The next step is filling the egg. This is a slow process. First, use a small bit of clay to plug the hole in the top of the egg. use something flat to smooth it off as much as possible. Flip the egg over and you’ll fill from the bottom. What I did was to make a bunch of really thin snakes out of some scrap clay. I slid each snake into the hole in the egg, and shook it to settle it down. After every few snakes, I used a paper funnel to get some sand into the egg and shook it to make it stick to the clay. (If you’re doing this as a magical item, the filling process is a great time to focus on your intentions for what the egg will bring you.) I kept doing this over and over until the egg was full enough to please me. I could still hear the contents moving, but not a lot. Then I plugged and smoothed the bottom hole.
After this I baked the egg. I placed it in a bed of fiber-fill stuffing on a baking pan and baked it for 15 minutes at 250 degrees. When it was done I set it out to cool for a couple of hours. If needed, you can gently sand the ends where you put the clay in, just be careful not to damage the shell. Luckily, I did mine really well and the ends were totally smooth.
After the egg is filled you’re going to want to use your brush to paint on whatever base color you want to use. I chose black for mine, but you can use whatever you like. (If this is a spiritual item, you should choose either your favorite colors, or colors that align with your intention.) To keep from messing the egg or my hands up I placed the egg in a shot glass, then painted as much of the egg as I could without touching the rim. I let that dry then flipped the egg over and did the other end. Then I did another coat, making sure that there were no seam lines in the paint. Then let that dry too.

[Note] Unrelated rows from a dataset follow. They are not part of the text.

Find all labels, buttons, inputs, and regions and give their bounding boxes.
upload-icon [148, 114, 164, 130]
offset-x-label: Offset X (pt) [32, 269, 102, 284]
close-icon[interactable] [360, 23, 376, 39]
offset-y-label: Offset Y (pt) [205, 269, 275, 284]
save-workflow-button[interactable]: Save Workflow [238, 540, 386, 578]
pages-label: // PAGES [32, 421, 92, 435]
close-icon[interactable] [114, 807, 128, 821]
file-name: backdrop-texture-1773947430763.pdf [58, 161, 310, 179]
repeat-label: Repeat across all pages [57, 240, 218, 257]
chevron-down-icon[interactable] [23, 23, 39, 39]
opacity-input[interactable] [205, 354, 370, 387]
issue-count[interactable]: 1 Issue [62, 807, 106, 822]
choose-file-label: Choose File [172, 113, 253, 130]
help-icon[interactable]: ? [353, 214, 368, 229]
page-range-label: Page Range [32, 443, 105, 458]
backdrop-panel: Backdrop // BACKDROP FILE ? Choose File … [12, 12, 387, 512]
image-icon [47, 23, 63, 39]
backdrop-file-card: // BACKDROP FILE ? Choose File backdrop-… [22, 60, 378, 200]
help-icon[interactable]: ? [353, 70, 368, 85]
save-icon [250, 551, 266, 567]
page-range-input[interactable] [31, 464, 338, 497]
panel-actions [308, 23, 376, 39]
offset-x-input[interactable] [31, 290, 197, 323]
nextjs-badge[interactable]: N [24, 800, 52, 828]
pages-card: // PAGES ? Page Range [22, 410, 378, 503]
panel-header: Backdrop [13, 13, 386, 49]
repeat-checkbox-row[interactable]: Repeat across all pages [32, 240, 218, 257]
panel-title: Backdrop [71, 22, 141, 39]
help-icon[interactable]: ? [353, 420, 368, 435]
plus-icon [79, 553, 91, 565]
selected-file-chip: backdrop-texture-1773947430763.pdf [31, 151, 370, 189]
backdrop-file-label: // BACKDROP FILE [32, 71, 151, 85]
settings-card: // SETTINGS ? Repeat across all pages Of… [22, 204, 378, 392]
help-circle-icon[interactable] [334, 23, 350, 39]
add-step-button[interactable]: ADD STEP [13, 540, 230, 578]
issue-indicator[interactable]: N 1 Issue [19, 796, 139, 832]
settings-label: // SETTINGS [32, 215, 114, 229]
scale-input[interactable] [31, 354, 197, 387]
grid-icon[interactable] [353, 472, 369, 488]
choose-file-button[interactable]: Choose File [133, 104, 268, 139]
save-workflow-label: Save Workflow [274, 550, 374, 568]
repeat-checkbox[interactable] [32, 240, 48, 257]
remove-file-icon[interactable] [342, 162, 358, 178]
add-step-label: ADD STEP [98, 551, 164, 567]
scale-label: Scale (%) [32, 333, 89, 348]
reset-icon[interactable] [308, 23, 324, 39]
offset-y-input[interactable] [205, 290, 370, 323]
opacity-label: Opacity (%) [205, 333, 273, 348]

Now we’re on to the decorative paining. What you need to do is crumple up several pieces of aluminum foil. Crumple some tightly, some loosely, and have several balls for each color you want to add on, as they will crush with use and you have to toss them. Pour small amounts of paint onto your scrap paper (I used a sheet of card stock) and dip a ball into it. Blot it a bit on the paper, then start tapping it onto the egg. You’ll have to play around with how hard to tap and how often. You can practice on the paper if you’re not sure how it will look. I used three different shades of blue on mine, two of them being metallic, to get the desired effect. You can do as you see fit. Let the egg dry between color to make sure that they don’t smudge or blur.
If you want, you can add veins and splatters to the egg. After my second layer of blue I took a fine brush and made some delicate gold veins here and there. I also used a large, soft brush to splatter tiny drops of gold all over the egg by flicking the bristles with my finger, then I did the final layer of blue.
Once you’re satisfied with the paint job, you’re going to do the gloss coat. For mine I put it in a bed of fiber fill stuffing and sprayed what I could see. after that dried I flipped it over and did the other side. I did three total overall coats to get it really shiny and add durability.
So there you have it. That’s how you can create your own magic egg. I highly recommend these if you’re doing any growth or change magic. I put mine in a small candle holder on my altar, and it has gained an amazing charge. I hold it whenever I need a boost for positive change in my life. Of course, you don’t have to be spiritual to make one of these. You could easily use this tutorial just to make decorative eggs for yourself or as gifts.